Bandwidth was a bottleneck that was solved when we moved to the hosting centre. Or so we thought. We've got hold of a Network Admin at Telus who spent a great deal of time working with us to find any kinks, and we found them in the oddest places. Switches which didn't operate as promised, cards in the hosting centre that had blown but not triggered alarms, a redundant network feed that turned out not to be redundant in the common sense meaning of the term, and gigabit NIC settings that should have auto-set but didn't. We know far more about network administration than any of us (except maybe Dave) ever wanted to know.

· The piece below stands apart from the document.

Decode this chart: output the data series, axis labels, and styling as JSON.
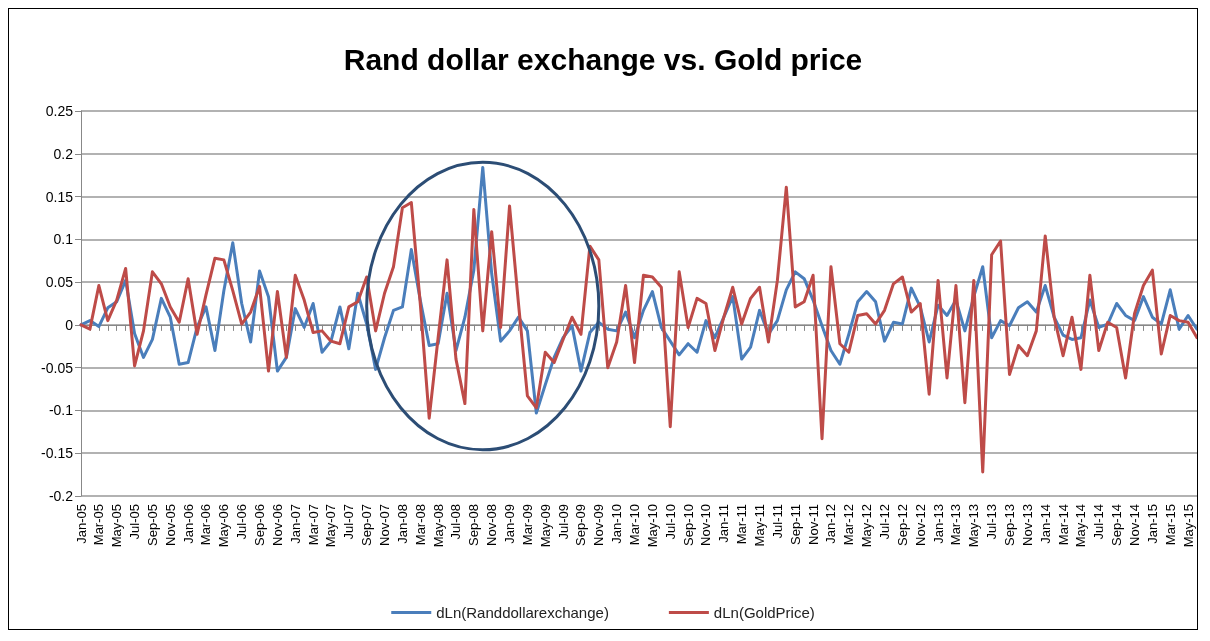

In adding more webservers we needed to ensure our load balancing solution was appropriate. We've been using the Network Load Balancing in Windows 2000 which up until now has been working fine. However, this service suffers from a few problems: it doesn't route requests based on server load; it doesn't halt requests to a server if IIS on that server has died; and for session state to be maintained (in ASP) you need to set IP affinity on. IP affinity means that once you hit a server, you are stuck to that server until you start a new session or the server recycles. And speaking of session state when a server running an ASP site goes down or is cycled, all session information is lost. Furthermore, sharing session state between ASP and ASP.NET sections of a site can be a hassle.
So we decided to kill a few birds with one stone and rewrite our session management to use SQL Server instead of IIS. This allows us to:
Turn off IP affinity. This means load balancing will be smoother
Use our firewall's load balancing system that responds to server load. Again, even smoother balancing.
Be more agressive with our automatic server cycling. We cycle servers as soon as memory usage or load is too high, but we tend to be judicious since cycling a server kills the sessions for that server. Taking session management off the server, combined with agile load balancing means we can cycle our servers with extreme prejudice.
Move to ASP.NET gracefully, instead of in one big lump
Load on the SQL cluster is, at the moment, manageable, but there are times when load can max out. Work has been done on further optimising data access and ensuring connection pooling is working as efficiently as possible. Even so, our database backend is the one piece of our puzzle ripe for optimising and will be the focus of our next set of upgrades.
After all the dust settled, load tests showed around a 10-20% improvement in load capacity. The improvements to scalability on both the web and data access sides of things are far more valuable, though, as is the ability to mix and match ASP and ASP.NET pages and components.
I mentioned the 'yet' caveat when talking about us not needing .NET, but that statement applies strictly to the site as it stands now. All future work, improvements and features will be .NET only. A more fine grained article attribution system, more thorough client-based site monitoring systems, offline caching and processing, and features that simply don't make sense in ASP mean the new .NET codebase will be used more and more.